By: Will Burchfield
By trading for Blake Griffin, the Pistons are going with the grain and against it.
Like most of the top NBA teams, they’re investing a huge chunk of their payroll in a small portion of their roster. Griffin and Andre Drummond carry a combined price tag of about $53.2 million this season, or about 54 percent of the $99 million salary cap.
That’s a daunting thought, especially given Griffin’s injury history, but Stan Van Gundy believes it’s the necessary cost of keeping up in today’s NBA.
“It’s what’s happening in Houston with James Harden and Chris Paul. It’s what’s happening in Oklahoma City with Russell Westbrook, Paul George and Carmelo Anthony. It’s what’s happening in Golden State with their guys,” Van Gundy told 97.1 The Ticket. “That’s how you build great teams in this league, is around your top guys and then you find the right complimentary guys.”
In Houston, Harden and Paul account for about 53 percent of the cap. In Oklahoma City, Westbrook and Anthony account for about 55 percent of the cap. And in Golden State, Stephen Curry and Kevin Durant account for about 60 percent of the cap.
For fun, let’s add a few more teams to the mix. The Cavaliers have about 56 percent of the cap invested in LeBron James and Kevin Love. The Raptors have about 57 percent of the cap invested in Kyle Lowry and DeMar Derozan. And the Celtics have about 58 percent of the cap invested in Gordon Hayward and Al Horford.
That group comprises six of the top eight teams in the NBA. The two outliers are the Spurs, because of course, and the Timberwolves, because Karl-Anthony Towns is still playing on his rookie contract and Andrew Wiggins’ $146.5 million extension has to kick in.
“I think you can go and make that assessment of all of the best teams in the NBA, that their salary cap is concentrated in two, three and at the most four guys,” said Van Gundy.
(The league-leading Warriors dedicate about 95 percent of the cap to Curry, Durant, Klay Thompson and Draymond Green.

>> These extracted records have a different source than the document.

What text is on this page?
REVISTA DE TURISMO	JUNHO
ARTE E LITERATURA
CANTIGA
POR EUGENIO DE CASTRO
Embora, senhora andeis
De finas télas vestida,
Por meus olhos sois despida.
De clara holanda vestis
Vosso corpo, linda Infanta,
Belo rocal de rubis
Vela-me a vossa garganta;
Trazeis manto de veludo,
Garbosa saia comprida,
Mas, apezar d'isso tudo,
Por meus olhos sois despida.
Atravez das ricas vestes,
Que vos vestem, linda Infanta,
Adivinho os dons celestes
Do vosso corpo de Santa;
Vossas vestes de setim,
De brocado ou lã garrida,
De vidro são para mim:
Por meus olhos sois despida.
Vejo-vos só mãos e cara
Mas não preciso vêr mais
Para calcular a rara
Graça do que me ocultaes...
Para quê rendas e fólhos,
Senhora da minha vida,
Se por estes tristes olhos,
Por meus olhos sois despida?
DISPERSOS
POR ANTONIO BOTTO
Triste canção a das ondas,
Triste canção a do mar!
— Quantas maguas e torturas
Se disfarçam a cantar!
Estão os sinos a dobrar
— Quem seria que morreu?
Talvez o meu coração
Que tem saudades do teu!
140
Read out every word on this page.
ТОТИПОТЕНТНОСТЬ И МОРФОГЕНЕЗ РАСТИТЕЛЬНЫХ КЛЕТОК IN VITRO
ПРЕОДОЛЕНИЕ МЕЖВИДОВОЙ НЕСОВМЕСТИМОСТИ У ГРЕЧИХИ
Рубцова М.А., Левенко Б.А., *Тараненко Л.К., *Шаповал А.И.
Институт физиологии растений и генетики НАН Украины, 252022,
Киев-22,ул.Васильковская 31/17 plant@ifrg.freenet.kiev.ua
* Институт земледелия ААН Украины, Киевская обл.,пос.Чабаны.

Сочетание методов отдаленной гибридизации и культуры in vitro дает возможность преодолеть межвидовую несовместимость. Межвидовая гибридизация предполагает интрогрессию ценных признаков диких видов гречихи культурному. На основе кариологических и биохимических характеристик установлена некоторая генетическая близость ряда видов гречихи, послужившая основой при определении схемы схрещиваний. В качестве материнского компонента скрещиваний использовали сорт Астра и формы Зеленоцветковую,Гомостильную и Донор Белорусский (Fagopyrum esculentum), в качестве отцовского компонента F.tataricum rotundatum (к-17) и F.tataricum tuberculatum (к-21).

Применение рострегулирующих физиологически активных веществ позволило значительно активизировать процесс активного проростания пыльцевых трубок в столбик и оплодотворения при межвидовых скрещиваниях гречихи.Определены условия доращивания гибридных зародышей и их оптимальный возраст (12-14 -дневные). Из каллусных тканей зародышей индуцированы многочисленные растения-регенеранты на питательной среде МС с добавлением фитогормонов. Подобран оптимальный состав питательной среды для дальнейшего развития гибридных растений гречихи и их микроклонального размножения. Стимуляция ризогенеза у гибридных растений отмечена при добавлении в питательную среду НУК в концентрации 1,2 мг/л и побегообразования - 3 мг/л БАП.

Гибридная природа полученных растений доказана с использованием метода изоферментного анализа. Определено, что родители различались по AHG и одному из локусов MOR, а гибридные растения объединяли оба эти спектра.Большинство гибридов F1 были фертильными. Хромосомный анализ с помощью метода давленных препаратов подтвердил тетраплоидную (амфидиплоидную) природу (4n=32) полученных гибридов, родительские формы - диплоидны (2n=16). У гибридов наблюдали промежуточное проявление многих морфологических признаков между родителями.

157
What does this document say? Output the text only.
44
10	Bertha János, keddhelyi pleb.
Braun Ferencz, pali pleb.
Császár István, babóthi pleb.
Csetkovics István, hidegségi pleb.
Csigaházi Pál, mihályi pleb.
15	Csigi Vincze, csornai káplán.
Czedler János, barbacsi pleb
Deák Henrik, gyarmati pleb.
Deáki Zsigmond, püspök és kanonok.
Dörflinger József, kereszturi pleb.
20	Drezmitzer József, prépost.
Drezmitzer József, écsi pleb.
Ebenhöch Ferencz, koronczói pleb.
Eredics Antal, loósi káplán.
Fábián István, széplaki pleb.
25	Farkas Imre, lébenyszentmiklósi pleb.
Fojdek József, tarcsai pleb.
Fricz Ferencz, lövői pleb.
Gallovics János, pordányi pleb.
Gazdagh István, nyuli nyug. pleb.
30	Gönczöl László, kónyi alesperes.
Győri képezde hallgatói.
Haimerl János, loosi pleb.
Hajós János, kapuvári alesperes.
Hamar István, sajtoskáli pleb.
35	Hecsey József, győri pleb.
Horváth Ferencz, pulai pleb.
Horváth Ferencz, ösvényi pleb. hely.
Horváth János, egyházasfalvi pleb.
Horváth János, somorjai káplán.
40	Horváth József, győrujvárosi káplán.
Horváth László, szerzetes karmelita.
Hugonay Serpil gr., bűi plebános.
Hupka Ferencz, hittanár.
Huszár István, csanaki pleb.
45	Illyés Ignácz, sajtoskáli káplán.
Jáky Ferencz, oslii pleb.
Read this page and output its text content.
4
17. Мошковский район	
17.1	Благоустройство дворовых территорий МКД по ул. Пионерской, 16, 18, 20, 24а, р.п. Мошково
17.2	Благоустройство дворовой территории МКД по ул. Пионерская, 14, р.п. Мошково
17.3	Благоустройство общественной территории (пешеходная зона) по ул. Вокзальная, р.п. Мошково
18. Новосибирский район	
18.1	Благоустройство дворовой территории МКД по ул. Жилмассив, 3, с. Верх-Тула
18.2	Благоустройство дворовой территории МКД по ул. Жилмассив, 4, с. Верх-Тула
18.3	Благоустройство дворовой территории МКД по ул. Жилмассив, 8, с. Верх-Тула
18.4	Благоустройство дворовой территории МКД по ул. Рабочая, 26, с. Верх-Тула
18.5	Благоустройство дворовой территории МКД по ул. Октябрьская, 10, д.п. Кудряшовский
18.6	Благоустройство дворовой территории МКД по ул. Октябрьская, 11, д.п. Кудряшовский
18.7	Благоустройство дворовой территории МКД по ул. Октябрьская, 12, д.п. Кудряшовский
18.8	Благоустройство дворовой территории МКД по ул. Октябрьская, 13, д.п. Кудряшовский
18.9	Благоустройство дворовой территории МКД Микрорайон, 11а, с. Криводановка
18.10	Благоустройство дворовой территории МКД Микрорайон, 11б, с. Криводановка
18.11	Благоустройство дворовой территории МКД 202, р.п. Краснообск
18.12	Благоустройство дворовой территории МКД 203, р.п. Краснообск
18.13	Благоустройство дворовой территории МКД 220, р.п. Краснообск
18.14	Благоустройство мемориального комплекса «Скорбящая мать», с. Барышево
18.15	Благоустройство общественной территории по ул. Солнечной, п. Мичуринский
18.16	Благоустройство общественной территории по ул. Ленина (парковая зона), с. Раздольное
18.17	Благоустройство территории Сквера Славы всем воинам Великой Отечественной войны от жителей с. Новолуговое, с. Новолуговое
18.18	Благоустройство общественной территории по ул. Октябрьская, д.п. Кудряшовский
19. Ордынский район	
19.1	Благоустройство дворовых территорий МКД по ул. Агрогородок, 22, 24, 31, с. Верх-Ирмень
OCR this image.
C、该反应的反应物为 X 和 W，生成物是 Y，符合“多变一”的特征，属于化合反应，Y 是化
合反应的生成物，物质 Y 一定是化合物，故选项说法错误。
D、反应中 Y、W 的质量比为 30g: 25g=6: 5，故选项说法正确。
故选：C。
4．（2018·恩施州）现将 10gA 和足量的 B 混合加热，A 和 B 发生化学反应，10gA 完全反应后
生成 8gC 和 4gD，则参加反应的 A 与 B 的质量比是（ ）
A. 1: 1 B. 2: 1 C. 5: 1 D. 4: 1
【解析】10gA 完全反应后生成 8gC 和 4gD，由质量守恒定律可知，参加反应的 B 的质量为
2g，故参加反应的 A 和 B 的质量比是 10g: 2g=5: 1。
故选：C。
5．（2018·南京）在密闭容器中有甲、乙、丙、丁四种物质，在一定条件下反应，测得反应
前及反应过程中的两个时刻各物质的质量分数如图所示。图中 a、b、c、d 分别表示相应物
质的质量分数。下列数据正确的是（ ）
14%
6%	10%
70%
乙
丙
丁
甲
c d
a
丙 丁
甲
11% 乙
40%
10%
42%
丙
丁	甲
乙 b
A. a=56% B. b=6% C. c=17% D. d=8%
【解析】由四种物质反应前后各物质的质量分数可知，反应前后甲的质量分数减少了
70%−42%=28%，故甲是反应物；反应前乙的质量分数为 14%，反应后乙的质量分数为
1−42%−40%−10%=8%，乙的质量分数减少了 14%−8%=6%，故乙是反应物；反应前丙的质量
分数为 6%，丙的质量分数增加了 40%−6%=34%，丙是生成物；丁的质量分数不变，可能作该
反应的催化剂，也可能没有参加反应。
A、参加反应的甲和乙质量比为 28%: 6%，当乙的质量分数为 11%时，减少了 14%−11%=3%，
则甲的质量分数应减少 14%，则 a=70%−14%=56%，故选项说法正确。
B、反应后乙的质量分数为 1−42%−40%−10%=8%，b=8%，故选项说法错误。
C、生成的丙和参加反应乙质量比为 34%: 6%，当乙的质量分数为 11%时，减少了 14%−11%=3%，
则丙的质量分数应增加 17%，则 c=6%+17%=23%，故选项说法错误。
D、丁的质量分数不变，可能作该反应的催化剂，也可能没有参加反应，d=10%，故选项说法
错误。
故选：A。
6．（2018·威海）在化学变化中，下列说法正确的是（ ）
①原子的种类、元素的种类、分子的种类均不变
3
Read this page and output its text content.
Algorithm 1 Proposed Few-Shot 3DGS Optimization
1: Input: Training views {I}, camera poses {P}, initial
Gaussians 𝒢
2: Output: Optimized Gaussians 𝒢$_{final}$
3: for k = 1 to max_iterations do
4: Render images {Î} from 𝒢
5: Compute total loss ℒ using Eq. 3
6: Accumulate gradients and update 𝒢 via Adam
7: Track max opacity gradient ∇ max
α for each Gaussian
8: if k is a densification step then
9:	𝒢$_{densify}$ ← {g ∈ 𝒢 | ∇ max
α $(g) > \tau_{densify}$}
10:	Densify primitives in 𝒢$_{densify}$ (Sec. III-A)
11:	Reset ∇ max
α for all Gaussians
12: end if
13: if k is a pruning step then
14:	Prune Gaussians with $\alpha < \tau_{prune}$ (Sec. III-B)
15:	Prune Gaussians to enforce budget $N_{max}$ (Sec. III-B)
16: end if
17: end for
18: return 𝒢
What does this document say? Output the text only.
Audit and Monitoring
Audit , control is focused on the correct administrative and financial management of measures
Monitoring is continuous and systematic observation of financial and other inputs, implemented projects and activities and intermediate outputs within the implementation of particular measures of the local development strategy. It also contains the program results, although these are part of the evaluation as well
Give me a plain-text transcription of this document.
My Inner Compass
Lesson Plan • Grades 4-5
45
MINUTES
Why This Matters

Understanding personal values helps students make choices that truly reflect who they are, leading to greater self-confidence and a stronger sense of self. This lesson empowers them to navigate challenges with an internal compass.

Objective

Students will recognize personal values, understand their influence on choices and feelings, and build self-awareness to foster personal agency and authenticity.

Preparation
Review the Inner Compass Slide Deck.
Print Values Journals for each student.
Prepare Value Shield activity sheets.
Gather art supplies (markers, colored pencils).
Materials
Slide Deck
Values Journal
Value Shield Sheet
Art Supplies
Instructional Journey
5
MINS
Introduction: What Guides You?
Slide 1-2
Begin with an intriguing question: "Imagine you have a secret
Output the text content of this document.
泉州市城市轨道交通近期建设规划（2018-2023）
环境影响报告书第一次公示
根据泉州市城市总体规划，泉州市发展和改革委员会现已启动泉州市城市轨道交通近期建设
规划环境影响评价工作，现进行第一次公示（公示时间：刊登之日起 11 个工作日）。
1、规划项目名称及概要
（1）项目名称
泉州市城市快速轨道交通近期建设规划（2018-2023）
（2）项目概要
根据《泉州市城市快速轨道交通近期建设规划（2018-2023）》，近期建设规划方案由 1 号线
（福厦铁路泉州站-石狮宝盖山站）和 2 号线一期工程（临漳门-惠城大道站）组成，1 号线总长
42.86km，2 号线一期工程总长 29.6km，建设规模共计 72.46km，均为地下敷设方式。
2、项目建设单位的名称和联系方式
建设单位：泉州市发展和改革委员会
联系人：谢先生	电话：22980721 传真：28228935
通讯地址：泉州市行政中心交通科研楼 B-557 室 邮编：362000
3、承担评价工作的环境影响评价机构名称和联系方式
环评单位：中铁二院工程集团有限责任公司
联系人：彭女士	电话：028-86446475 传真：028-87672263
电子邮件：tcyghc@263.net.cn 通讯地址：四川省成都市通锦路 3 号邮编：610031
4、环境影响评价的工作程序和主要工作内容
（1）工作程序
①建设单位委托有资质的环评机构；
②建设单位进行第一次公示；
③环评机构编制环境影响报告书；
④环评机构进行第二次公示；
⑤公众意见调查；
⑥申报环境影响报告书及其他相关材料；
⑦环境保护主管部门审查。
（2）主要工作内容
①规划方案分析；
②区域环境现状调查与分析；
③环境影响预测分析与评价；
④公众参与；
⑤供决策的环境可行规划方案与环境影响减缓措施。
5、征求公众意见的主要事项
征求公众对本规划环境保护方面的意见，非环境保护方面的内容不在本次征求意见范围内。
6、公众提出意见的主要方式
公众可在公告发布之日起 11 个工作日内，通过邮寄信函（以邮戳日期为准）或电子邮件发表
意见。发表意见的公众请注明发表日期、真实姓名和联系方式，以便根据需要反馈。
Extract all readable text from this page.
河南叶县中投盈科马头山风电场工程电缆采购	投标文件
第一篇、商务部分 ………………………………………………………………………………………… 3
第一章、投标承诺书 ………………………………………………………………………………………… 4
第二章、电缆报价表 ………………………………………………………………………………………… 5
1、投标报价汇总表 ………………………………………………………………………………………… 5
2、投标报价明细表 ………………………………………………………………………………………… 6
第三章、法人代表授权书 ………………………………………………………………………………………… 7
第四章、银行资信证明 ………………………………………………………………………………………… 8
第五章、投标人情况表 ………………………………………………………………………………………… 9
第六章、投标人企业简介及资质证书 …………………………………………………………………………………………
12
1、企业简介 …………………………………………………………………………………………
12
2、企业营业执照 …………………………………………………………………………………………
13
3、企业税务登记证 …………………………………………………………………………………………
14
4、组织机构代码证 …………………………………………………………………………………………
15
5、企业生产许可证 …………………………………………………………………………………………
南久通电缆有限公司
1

It’s a soft cap, of course.)
What makes the Pistons different is how they’re investing their money. While the aforementioned teams are generally cutting their biggest checks for perimeter and wing players, the Pistons are splurging down low. That’s a bold move in a backcourt-driven league. For a small-market team that’s unwilling to tank for high draft picks, it’s also the only way to compile the high-end talent it takes to compete with the best.
“We’re not in a situation where we can be that choosy, and we can’t necessarily go and try to do it the same way as everybody else. We’re going to be different,” said Van Gundy.
Because their best player was a center prior to the Griffin trade, the Pistons by default are different from most NBA teams. Rather than trying to fit in, they decided to double down on standing out. The tandem of Griffin and Drummond gives the Pistons one of the best front courts in the NBA.
“If you’re going to try to play like everybody else in the league and be a perimeter team, then to get it done you better have the best perimeters. So are you better off going out and getting the second- and third-level perimeter guys because it’s a perimeter league, or going out and getting the best big guys and making other teams adjust to you?” Van Gundy said.
This is the same philosophy that motivated the small-market Pelicans to trade for DeMarcus Cousins last season and create a dynamic front court with Anthony Davis. There were growing pains at first, but Cousins and Davis figured it out in year two. Prior to Cousins’ season-ending injury last week, the Pelicans were 27-21 and firmly inside the Western Conference playoff picture.
How effectively Drummond and Griffin can play together is the crucial unknown. The Pistons will have to recreate their offense on the fly — a “nerve-wracking” proposition, said Van Gundy — and everyone on the floor will feel the effects. If they can truly dictate terms by being different, this gamble might pay off. If being different leads to confusion and unfavorable matchups — well, that’s the risk.
It’s not the only one. It may not even be the biggest one. While it was clear the Pistons’ roster needed a shakeup, Griffin cost them their first-round pick in what’s shaping up as one of the deepest drafts in recent memory. If that pick falls outside the top four, as it almost certainly will, it’s a lost opportunity for a small-market team to find cheap, franchise-altering talent.
But the Pistons are trying to win now, and they were okay paying the premium for proven goods. What’s more, their pick is likely to fall in the middle tier of the first round, where the odds of striking gold significantly decrease. Van Gundy and general manager Jeff Bower know this all too well.
“You’re getting late-lottery picks to picks out of the lottery — not good enough, in most cases, to really elevate your team. One way to get stars would be getting top-three and top-four picks, haven’t been able to do that. So the ability to be able to acquire a high-level talent like this, to us, highly outweighed having a pick somewhere between (No.) 12 and (No.) 16 in the draft,” Van Gundy said.
The Pistons want to sit at the big-boy table. Now they’re paying a big-boy bill. Whether they like what they ordered remains to be seen, but maybe that’s a risk worth taking for a franchise that’s gone a long time without tasting success.